Найдёнкин: Интересная история!

Науменко: Конечно интересная. Оно интересно еще и потому что оно ушло. Потому что оно прошлое, а поскольку прошлое сейчас совершенно обгажено, то, конечно, оно представляется диким. Да никогда оно не было диким! В чем-то оно могло быть и безобразным (почитать хотя бы классическую литературу), в чем-то прекрасным. Но деревенский мужик был намного сложнее, чем его описывали. Он был и дикий, но и с какой-то высокой потребностью.
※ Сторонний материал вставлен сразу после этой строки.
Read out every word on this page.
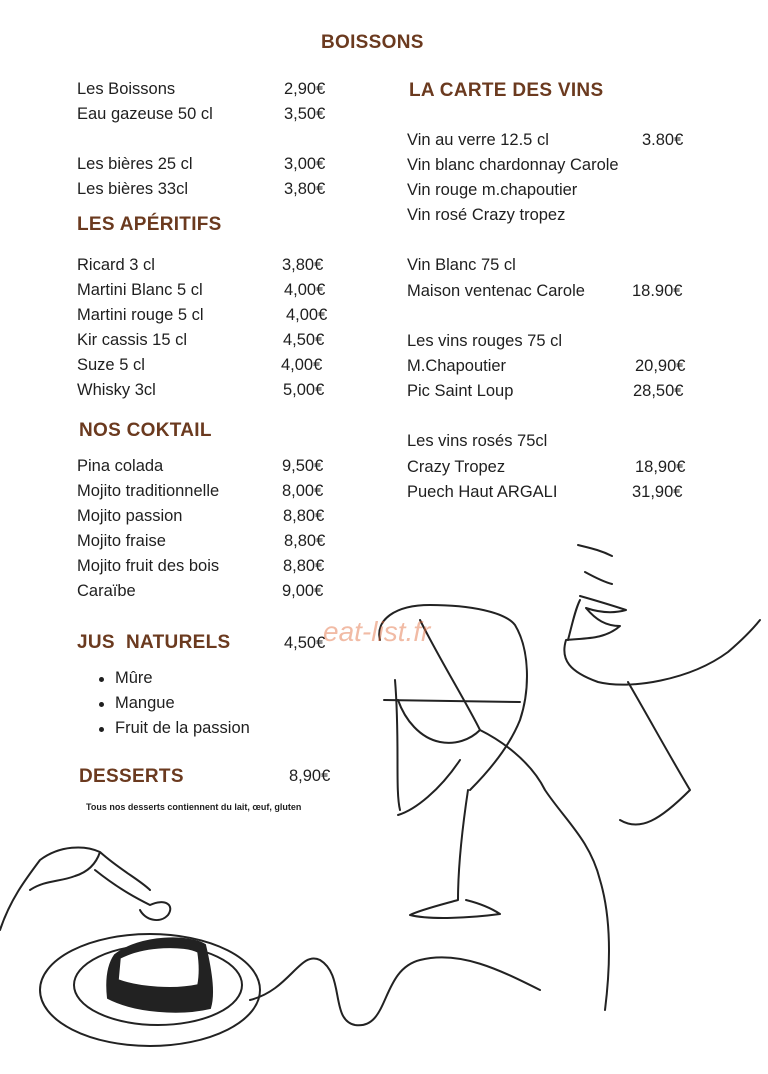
BOISSONS
Les Boissons	2,90€
Eau gazeuse 50 cl	3,50€
Les bières 25 cl	3,00€
Les bières 33cl	3,80€
LES APÉRITIFS
Ricard 3 cl	3,80€
Martini Blanc 5 cl	4,00€
Martini rouge 5 cl	4,00€
Kir cassis 15 cl	4,50€
Suze 5 cl	4,00€
Whisky 3cl	5,00€
NOS COKTAIL
Pina colada	9,50€
Mojito traditionnelle	8,00€
Mojito passion	8,80€
Mojito fraise	8,80€
Mojito fruit des bois	8,80€
Caraïbe	9,00€
JUS  NATURELS	4,50€
Mûre
Mangue
Fruit de la passion
DESSERTS	8,90€
Tous nos desserts contiennent du lait, œuf, gluten
LA CARTE DES VINS
Vin au verre 12.5 cl	3.80€
Vin blanc chardonnay Carole
Vin rouge m.chapoutier
Vin rosé Crazy tropez
Vin Blanc 75 cl
Maison ventenac Carole	18.90€
Les vins rouges 75 cl
M.Chapoutier	20,90€
Pic Saint Loup	28,50€
Les vins rosés 75cl
Crazy Tropez	18,90€
Puech Haut ARGALI	31,90€
eat-list.fr
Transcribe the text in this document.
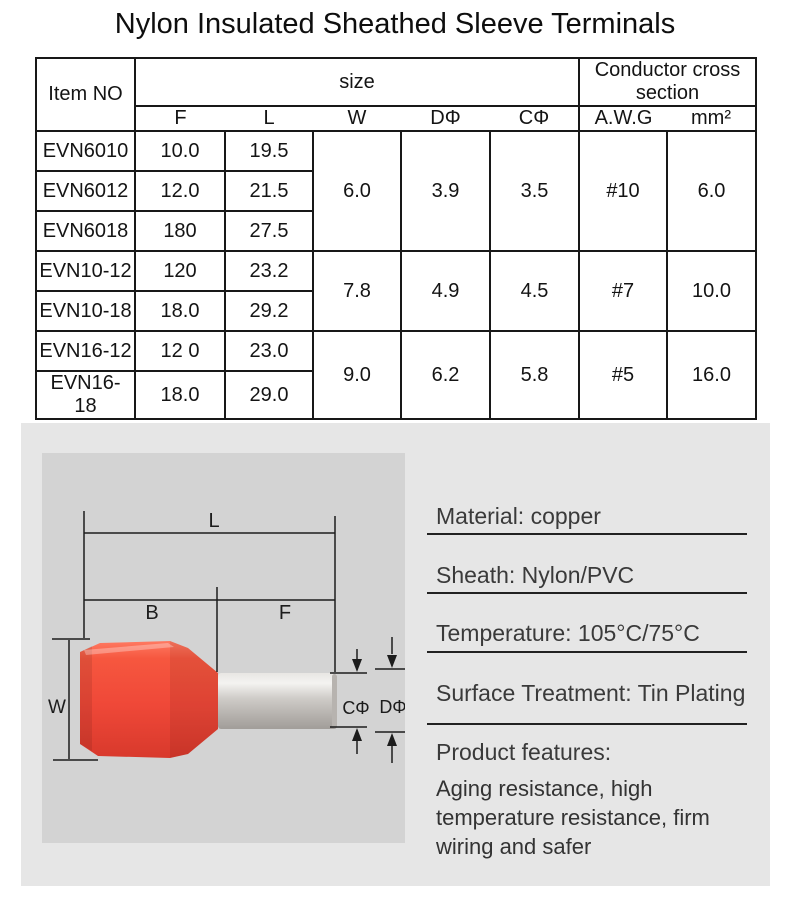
Nylon Insulated Sheathed Sleeve Terminals
Item NO	size					Conductor cross section	
	F	L	W	DΦ	CΦ	A.W.G	mm²
EVN6010	10.0	19.5	6.0	3.9	3.5	#10	6.0
EVN6012	12.0	21.5					
EVN6018	180	27.5					
EVN10-12	120	23.2	7.8	4.9	4.5	#7	10.0
EVN10-18	18.0	29.2					
EVN16-12	12 0	23.0	9.0	6.2	5.8	#5	16.0
EVN16- 18	18.0	29.0					
L
B	F
W	CΦ DΦ
Material: copper
Sheath: Nylon/PVC
Temperature: 105°C/75°C
Surface Treatment: Tin Plating
Product features:
Aging resistance, high temperature resistance, firm wiring and safer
Это все было очень важно! Оттуда шли капилляры всему моему поколению, какие-то соки из нашей истории, которую мы не знаем толком. Мы её либо возвеличиваем, либо уничтожаем без следа. Еще маленький штрих, это картинка времени. Дед был крестьянином. Был у него брат. Брат подписался приказчиком в Воронеже. Он увлекался фотографией. И есть фотография: в саду на скамейке сидят два человека. Один – в австрийской солдатской кепочке, мой дед. А рядом с ним сидит джентльмен. Котелок, костюм, цепочка. Барин не барин, но интеллигент. Два брата. Этот самый Василий Павлович, брат моего деда, сделал какую-то карьеру в городе. Он вдруг стал человеком прикосновенным к культуре. Он слушал Шаляпина, занимался фотографией. Но он не просто так фотографировал. Он сделал снимок деревенского хоровода, где моя бабушка совсем молодая водит хоровод. Был еще один снимок, который потеряли. Совершенно невероятный снимок. Темнота, какая-то хата, и сидит какой-то такой жалкий человечек, бородка такая, мне кажется слюнявый, ну как бомж. И этот человечек, это картинка деревни, также как и хоровод. Мой двоюродный дед фиксировал такие противоположности.

Найдёнкин: А другие фотографии сохранились?

Науменко: У меня сохранилась фотография: дед и два офицера. Видимо, сразу после того, как в армию призвали. Рядом с этим деревенским домом.

А для меня осталось загадкой это явление: и сад, и Мичурин, и эта эстетика новая. Откуда это все взялось? А история деда заканчивается так. В 37-м облагали налогом каждый корень в саду. Сад был огромный, наверное, на гектар. Когда дед вступил в колхоз, половину сада отрезали. Половина ближе к дому – осталась дедова, а половина – у колхоза. Дед переживал страшно, потому что там началась мерзость запустения. Яблони начали вырождаться, а это же своими руками сделано. Дед работал с утра до вечера в поле, но находил время чтобы зайти в сад, что-то там ковырялся, что-то делал и приходил мрачнее тучи. Бабушка нам говорила: «Смотрите, чтоб туда ни шагу!» А это же интересно! Свое есть невкусно, соседское рвать лучше, хоть оно и невкусно. Все вокруг вырубили свои сады и посадили картошку. Сады были не только у деда, но не такие. И вот остался только дед со своим садом до 47-го года. Бабушку уже дочери забрали в городок Новохоперск. Бабушку забрали, а деда не отпускали, он колхозник. Потом дочери уговорили: «Папа, поехали в город. Ну чего ты здесь один. Зима, топить нечем. Тут и холод, и есть нечего…» И уехал дед в город, и жил у нас в квартирке.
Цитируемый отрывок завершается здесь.